J Comput Aided Mol Des. 2012 Oct;26(10):1127-41. doi: 10.1007/s10822-012-9604-8. Epub 2012 Sep 16.
Compounds known to be potent against a specific protein target may potentially contain a signature profile of common substructures that is highly correlated to their potency. These substructure profiles may be useful in enriching compound libraries or for prioritizing compounds against a specific protein target. With this objective in mind, a set of compounds with known potency against six selected kinases (2 each from 3 kinase families) was used to generate binary molecular fingerprints. Each fingerprint key represents a substructure that is found within a compound and the frequency with which the fingerprint occurs was then tabulated. Thereafter, a frequent pattern mining technique was applied with the aim of uncovering substructures that are not only well represented among known potent inhibitors but are also unrepresented among known inactive compounds and vice versa. Substructure profiles that are representative of potent inhibitors against each of the 3 kinase families were thus extracted. Based on our validation results, these substructure profiles demonstrated significant enrichment for highly potent compounds against their respective kinase targets. The advantages of using our approach over conventional methods in analyzing such datasets and its application in the mining of substructures for enriching compound libraries are presented.

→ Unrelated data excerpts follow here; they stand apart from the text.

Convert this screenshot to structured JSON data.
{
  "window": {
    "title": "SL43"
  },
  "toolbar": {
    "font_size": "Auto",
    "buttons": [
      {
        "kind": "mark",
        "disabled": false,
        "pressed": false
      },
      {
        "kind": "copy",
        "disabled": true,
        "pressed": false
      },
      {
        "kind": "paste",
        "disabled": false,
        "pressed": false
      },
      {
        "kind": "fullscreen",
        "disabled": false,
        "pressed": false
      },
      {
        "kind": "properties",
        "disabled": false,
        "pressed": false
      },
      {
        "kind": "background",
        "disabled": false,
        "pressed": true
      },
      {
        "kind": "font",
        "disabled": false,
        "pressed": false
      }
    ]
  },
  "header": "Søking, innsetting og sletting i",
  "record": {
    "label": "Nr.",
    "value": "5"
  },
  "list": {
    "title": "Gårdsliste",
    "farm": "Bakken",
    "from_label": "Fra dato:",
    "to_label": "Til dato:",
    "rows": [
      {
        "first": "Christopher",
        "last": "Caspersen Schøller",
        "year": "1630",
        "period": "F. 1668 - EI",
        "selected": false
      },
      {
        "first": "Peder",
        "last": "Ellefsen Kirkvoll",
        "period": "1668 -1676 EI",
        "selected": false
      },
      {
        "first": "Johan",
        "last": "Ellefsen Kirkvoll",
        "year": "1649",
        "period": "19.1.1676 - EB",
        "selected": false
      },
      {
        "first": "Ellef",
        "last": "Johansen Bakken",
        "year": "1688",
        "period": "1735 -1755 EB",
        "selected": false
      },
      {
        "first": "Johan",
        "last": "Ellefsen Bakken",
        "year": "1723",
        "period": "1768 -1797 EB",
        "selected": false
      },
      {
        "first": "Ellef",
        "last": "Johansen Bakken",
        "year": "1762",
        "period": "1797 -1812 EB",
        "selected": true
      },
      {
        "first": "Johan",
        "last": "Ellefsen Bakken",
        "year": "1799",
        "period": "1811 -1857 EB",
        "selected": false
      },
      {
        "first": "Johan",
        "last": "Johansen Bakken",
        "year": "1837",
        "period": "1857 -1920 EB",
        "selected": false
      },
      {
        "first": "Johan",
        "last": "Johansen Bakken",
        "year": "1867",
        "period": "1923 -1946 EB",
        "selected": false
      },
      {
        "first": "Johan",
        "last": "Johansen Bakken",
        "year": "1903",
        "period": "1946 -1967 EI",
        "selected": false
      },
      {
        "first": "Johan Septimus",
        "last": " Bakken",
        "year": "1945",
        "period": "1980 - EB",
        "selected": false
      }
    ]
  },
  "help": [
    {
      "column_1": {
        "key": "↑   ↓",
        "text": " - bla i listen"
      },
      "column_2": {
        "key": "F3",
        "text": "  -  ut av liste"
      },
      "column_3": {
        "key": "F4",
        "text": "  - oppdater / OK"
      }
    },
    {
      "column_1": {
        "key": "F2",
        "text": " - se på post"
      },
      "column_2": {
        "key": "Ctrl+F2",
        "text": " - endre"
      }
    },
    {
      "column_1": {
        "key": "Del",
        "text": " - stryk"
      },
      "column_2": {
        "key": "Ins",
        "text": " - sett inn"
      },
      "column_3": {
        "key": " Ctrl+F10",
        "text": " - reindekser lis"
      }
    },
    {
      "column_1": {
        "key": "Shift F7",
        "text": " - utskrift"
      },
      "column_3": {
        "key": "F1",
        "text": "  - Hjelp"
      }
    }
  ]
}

针对特定蛋白质靶标的化合物,如果已知其具有很强的抑制作用,那么这些化合物可能具有共同的特征结构,这些特征结构与它们的抑制活性高度相关。这些结构特征可以用于丰富化合物库,或者用于针对特定蛋白质靶标对化合物进行优先级排序。基于这一目标,使用了一组针对六种选定激酶(每个激酶家族各两种)具有已知抑制活性的化合物来生成二元分子指纹。每个指纹键代表一个在化合物中发现的结构,然后统计指纹出现的频率。然后,应用频繁模式挖掘技术,旨在发现不仅在已知有效抑制剂中很好地表示,而且在已知非活性化合物中也没有表示的结构。因此,提取了针对每个激酶家族的有效抑制剂的代表性结构特征。基于我们的验证结果,这些结构特征在针对各自激酶靶标的高活性化合物中表现出显著的富集。本文还介绍了与传统方法相比,使用这种方法分析此类数据集的优势,以及在丰富化合物库方面挖掘结构特征的应用。